Day off evening.  Drove to Hanover, parked in access slot on fraternity row in front of the Rockefeller institute or whatever.  Checked in the library and sure enough the card catalog is indeed gone and no one knows if it is anywhere else.  Oh well.  Lunch at canoe.  Joked with the owner about his twin brother at the front entrance, guy his age with equally full head of silver hair.  He was quick with his retort---no, not twins, just go to the same hair salon I go to.  Pretty good.  Did not find the Calasso book, so have to find it here.  The Vivo Porto shoes were here when I got back---wrong choice---have the bulbous clown shoe toe of the earlier pair I have, will return them for the Bannisters which have the same cut as the other pairs recently worn.  Did do a fair amount of walking all around campus.  Enjoyed that.  Took a few photos.  Copper roofing on half of the old gym.  What a huge campus.  Buildings, scale, wealth.  Pretty grand all alone on that hilltop above the river.  Home we drove to Docks and walked and then ate at Camp.  The French family from Strasbourg was eating at Docks.  Did not try to nod or acknowledge.  Chatted with the father yesterday afternoon while the family was trying the stand-up paddle boards, with good success.  He has an ankle in a splint.  Cardiologist.  His parents used to live on or near rue Cambronne. 

Thursday  A cool, silvery and for Va right now, a sleeping in day.  Wise.  No going swimming while the pool is freezing and the boiler over there being replaced.  Last day of July.  Month before we are back in Paris. 

Day in Hanover was ok.  Copper cladding on the room the big excitement of the day for me.  Light reflected.  People everywhere, groups being led around by students just like here.  High school juniors and seniors I guess, recruitment for next year. 

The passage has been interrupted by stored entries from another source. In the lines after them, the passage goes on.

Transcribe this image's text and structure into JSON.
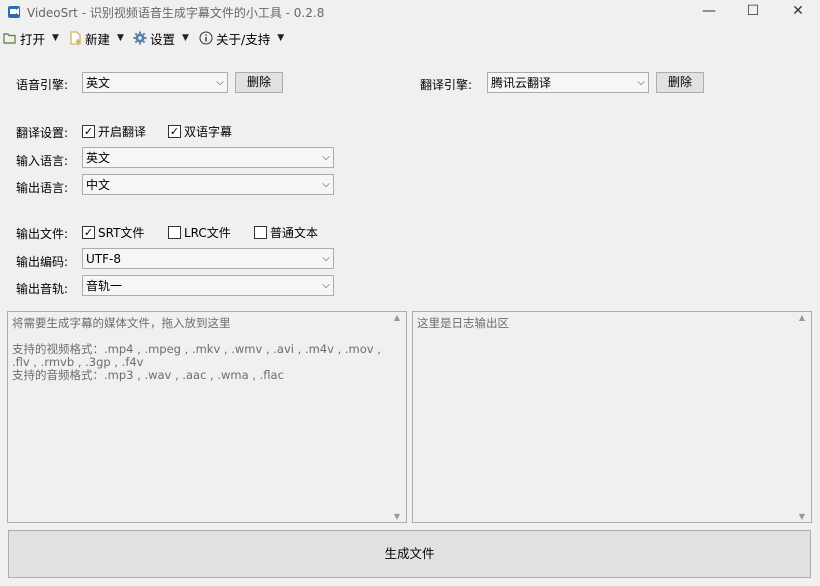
{
  "window": {
    "title": "VideoSrt - 识别视频语音生成字幕文件的小工具 - 0.2.8",
    "minimize": "—",
    "maximize": "☐",
    "close": "✕"
  },
  "menu": {
    "open": "打开",
    "new": "新建",
    "settings": "设置",
    "about": "关于/支持"
  },
  "engine": {
    "speech_label": "语音引擎:",
    "speech_value": "英文",
    "speech_delete": "删除",
    "translate_label": "翻译引擎:",
    "translate_value": "腾讯云翻译",
    "translate_delete": "删除"
  },
  "translation": {
    "settings_label": "翻译设置:",
    "enable_translate": "开启翻译",
    "enable_translate_checked": true,
    "bilingual": "双语字幕",
    "bilingual_checked": true,
    "input_lang_label": "输入语言:",
    "input_lang_value": "英文",
    "output_lang_label": "输出语言:",
    "output_lang_value": "中文"
  },
  "output": {
    "file_label": "输出文件:",
    "srt": "SRT文件",
    "srt_checked": true,
    "lrc": "LRC文件",
    "lrc_checked": false,
    "txt": "普通文本",
    "txt_checked": false,
    "encoding_label": "输出编码:",
    "encoding_value": "UTF-8",
    "track_label": "输出音轨:",
    "track_value": "音轨一"
  },
  "drop_panel": {
    "hint": "将需要生成字幕的媒体文件，拖入放到这里",
    "video_formats": "支持的视频格式：.mp4 , .mpeg , .mkv , .wmv , .avi , .m4v , .mov , .flv , .rmvb , .3gp , .f4v",
    "audio_formats": "支持的音频格式：.mp3 , .wav , .aac , .wma , .flac"
  },
  "log_panel": {
    "hint": "这里是日志输出区"
  },
  "generate_button": "生成文件"
}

Last day of the month.  We facetimed with the kids while walking in Target in Concord.  They are enjoying Condesa de Venadito.  Swimming twice a day, napping, chilling in an apartment with no more moving operations like emptying boxes.  Eliot looks larger in every way and has the same basic expression still.  Emma noticed Bellita’s new glasses right off.  She has a new hair cut, was eating a Frac.  They are there until the 11th, so two weeks not one.  Wonderful. 

Doug Grant just stopped by, had a quick glass of red wine while he waited for Pete’s wife to finish dropping Brint off.  Doug says he still feels the pain in his shoulder and back.  75 minute drive back up to Randolph.  The big crowd arrives next weekend. 

I felt this nice zen tranquillity this morning when we woke up early and I lay there trying to get back to sleep and just enjoying the wait and the relaxation. 

Started a few pages into The Jardin des Plantes.  New author to possibly take on and envy and admire.  Claud Simone.  “Wrong” generation perhaps but perhaps not.  Dad’s age, born 1913.  Died 2005.  Hitchens disliked him as a “Stalinist.”  Grouped with Robbe-Grillet but he kept saying that was not so.  That’s as far as I’ve gotten in skimming around.  Probably Blanchot didn’t like him.  ?  Will see.
Now am curious to know where his apartment was located.  Pilgrimage walk one of these days next month.  What about Robbe-Grillet himself.  Could try again to read him. 

“I consider the writings of Camus and Sartre to be absolutely worthless. Sartre’s work is, above all else, dishonest and malevolent.”  Paris Review no 128

“each of us has worked through his own voice”  “I write as I can” 

genius of a publisher  Jerome Lindon  Les Editions de Minuit

pleasure  what Barthes calls recognition--“the recognition of sentiments or feelings one has experienced oneself.” and discovery---“of what one had not known about oneself.  Johnann Sebastian Bach defined this sort of pleasure as “the expected unexpected.””

ballpoint pen  Stabilo-Stylist 188   “I write with a great deal of difficulty.”